TJMG 0106685-41.2016.8.13.0290
TRIBUTÁRIOEMENTA: APELÇÃO CRIMINAL - CRIMES - HOMICIDIO QUALIFICADO TENTADO (ART. 121, §2°, INCISO V, C/C ART. 14, II DO CP) - ROUBO MAJORADO (ART. 157, §2°, INCIVO I DO CP) - ROUBO MAJORADO (ART. 157§1° E 3° C/C ART. 14, II DO CP) - PRESSUPOSTOS DE ADMISSIBILIDADE - SEGUNDA APELAÇÃO FUNDADA EM DECISÃO MANIFESTAMENTE CONTRÁRIA À PROVA DOS AUTOS (ART. 593, III, "D", DO CPP) - IMPOSSIBILIDADE - VEDAÇÃO EXPRESSA DO ART. 593, § 3º, DO CÓDIGO DE PROCESSO PENAL - CARÁTER OBJETIVO DA PROIBIÇÃO - PRECEDENTES DO STJ E DO TJMG - NÃO CONHECIMENTO - RECURSO DA DEFESA - PRELIMINARES - NULIDADE QUANTO À QUESITAÇÃO - REJEIÇÃO - LEITURA EM PLENÁRIO DE DECLARAÇÕES PRESTADAS NA FASE INQUISITORIAL - INVALIDADE DA PROVA - INOCORRÊNCIA - DOCUMENTO JÁ CONSTANTE DOS AUTOS - INFLUÊNCIA INDEVIDA SOBRE O CONSELHO DE SENTENÇA NÃO DEMONSTRADA - DOSIMETRIA DA PENA - CIRCUNSTÂNCIAS JUDICIAIS - FUNDAMENTAÇÃO IDÔNEA - MANUTENÇÃO DA PENA - RECURSO PARCIALMENTE CONHECIDO, PRELIMINARES REJEITADAS E, NA PARTE CONHECIDA RECURSO IMPROVIDO.

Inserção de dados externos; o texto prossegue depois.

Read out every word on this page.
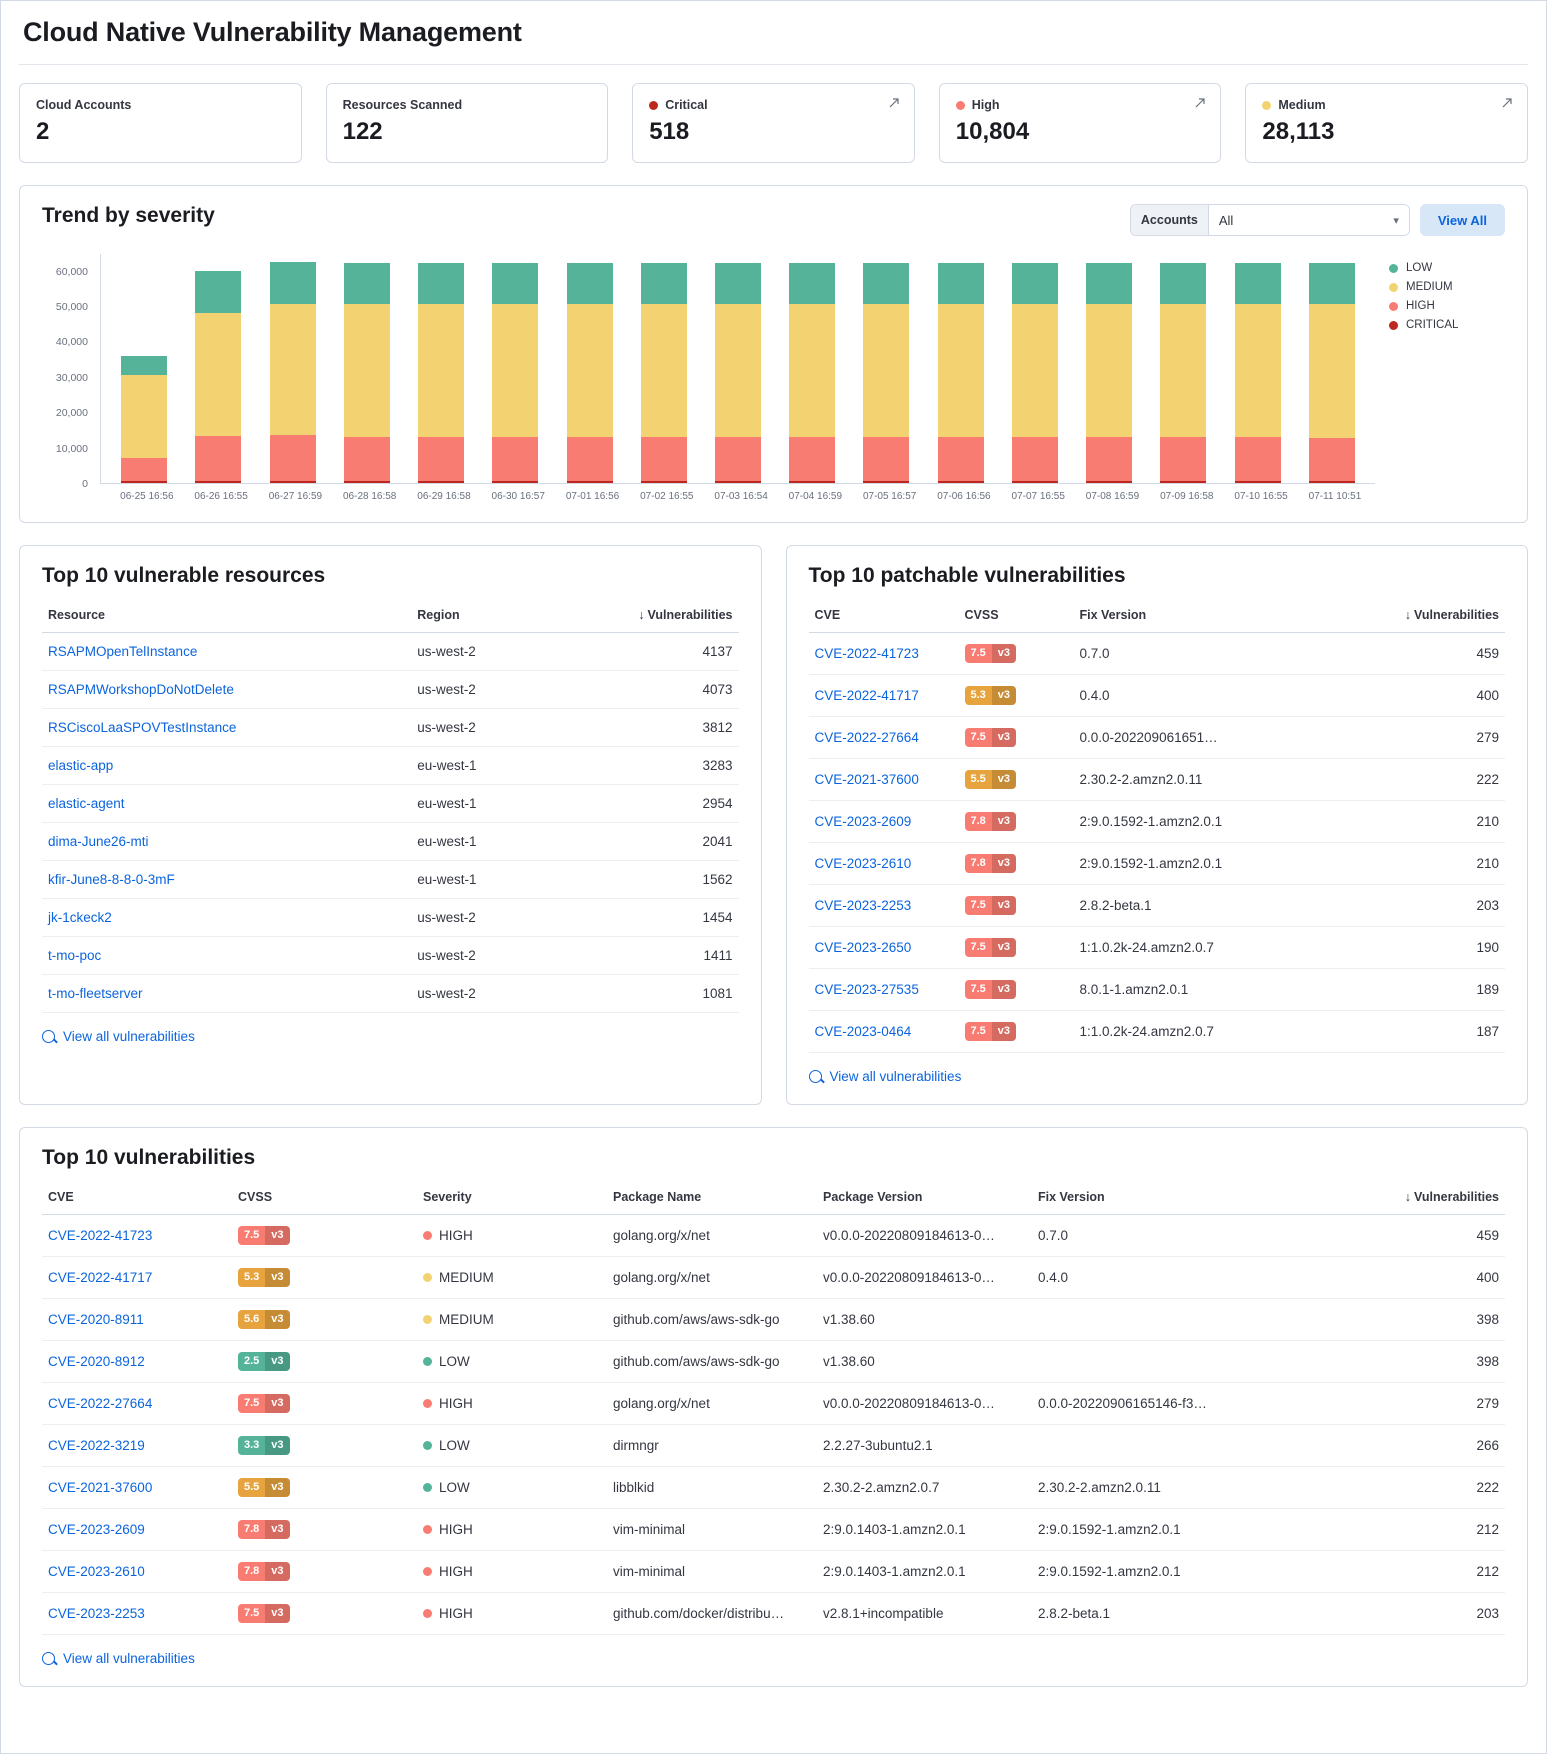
Cloud Native Vulnerability Management
Cloud Accounts
2
Resources Scanned
122
Critical
518
High
10,804
Medium
28,113
Trend by severity	Accounts	All	▾	View All
0
10,000
20,000
30,000
40,000
50,000
60,000
06-25 16:56 06-26 16:55 06-27 16:59 06-28 16:58 06-29 16:58 06-30 16:57 07-01 16:56 07-02 16:55 07-03 16:54 07-04 16:59 07-05 16:57 07-06 16:56 07-07 16:55 07-08 16:59 07-09 16:58 07-10 16:55 07-11 10:51
LOW
MEDIUM
HIGH
CRITICAL
Top 10 vulnerable resources
Resource	Region	↓ Vulnerabilities
RSAPMOpenTelInstance	us-west-2	4137
RSAPMWorkshopDoNotDelete	us-west-2	4073
RSCiscoLaaSPOVTestInstance	us-west-2	3812
elastic-app	eu-west-1	3283
elastic-agent	eu-west-1	2954
dima-June26-mti	eu-west-1	2041
kfir-June8-8-8-0-3mF	eu-west-1	1562
jk-1ckeck2	us-west-2	1454
t-mo-poc	us-west-2	1411
t-mo-fleetserver	us-west-2	1081
View all vulnerabilities
Top 10 patchable vulnerabilities
CVE	CVSS	Fix Version	↓ Vulnerabilities
CVE-2022-41723	7.5 v3	0.7.0	459
CVE-2022-41717	5.3 v3	0.4.0	400
CVE-2022-27664	7.5 v3	0.0.0-202209061651…	279
CVE-2021-37600	5.5 v3	2.30.2-2.amzn2.0.11	222
CVE-2023-2609	7.8 v3	2:9.0.1592-1.amzn2.0.1	210
CVE-2023-2610	7.8 v3	2:9.0.1592-1.amzn2.0.1	210
CVE-2023-2253	7.5 v3	2.8.2-beta.1	203
CVE-2023-2650	7.5 v3	1:1.0.2k-24.amzn2.0.7	190
CVE-2023-27535	7.5 v3	8.0.1-1.amzn2.0.1	189
CVE-2023-0464	7.5 v3	1:1.0.2k-24.amzn2.0.7	187
View all vulnerabilities
Top 10 vulnerabilities
CVE	CVSS	Severity	Package Name	Package Version	Fix Version	↓ Vulnerabilities
CVE-2022-41723	7.5 v3	HIGH	golang.org/x/net	v0.0.0-20220809184613-0…	0.7.0	459
CVE-2022-41717	5.3 v3	MEDIUM	golang.org/x/net	v0.0.0-20220809184613-0…	0.4.0	400
CVE-2020-8911	5.6 v3	MEDIUM	github.com/aws/aws-sdk-go	v1.38.60		398
CVE-2020-8912	2.5 v3	LOW	github.com/aws/aws-sdk-go	v1.38.60		398
CVE-2022-27664	7.5 v3	HIGH	golang.org/x/net	v0.0.0-20220809184613-0…	0.0.0-20220906165146-f3…	279
CVE-2022-3219	3.3 v3	LOW	dirmngr	2.2.27-3ubuntu2.1		266
CVE-2021-37600	5.5 v3	LOW	libblkid	2.30.2-2.amzn2.0.7	2.30.2-2.amzn2.0.11	222
CVE-2023-2609	7.8 v3	HIGH	vim-minimal	2:9.0.1403-1.amzn2.0.1	2:9.0.1592-1.amzn2.0.1	212
CVE-2023-2610	7.8 v3	HIGH	vim-minimal	2:9.0.1403-1.amzn2.0.1	2:9.0.1592-1.amzn2.0.1	212
CVE-2023-2253	7.5 v3	HIGH	github.com/docker/distribu…	v2.8.1+incompatible	2.8.2-beta.1	203
View all vulnerabilities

-Nos termos do art. 593, § 3º, do Código de Processo Penal, "não se admite, porém, pelo mesmo motivo, segunda apelação". A vedação legal possui natureza objetiva, incidindo sobre o fundamento do recurso, e não sobre a parte que o interpõe. Uma vez exaurida a via recursal por essa específica razão, a matéria não pode ser novamente submetida à apreciação em segunda instância, independentemente de quem tenha manejado o primeiro apelo.
- Quando não há nulidade na quesitação, pois esta foi elaborada rigorosamente nos termos da decisão de pronúncia, em estrita conformidade com o artigo 482 do Código de Processo Penal. Além disso, respeitou-se o princípio da correlação entre a pronúncia e os quesitos apresentados ao Conselho de Sentença.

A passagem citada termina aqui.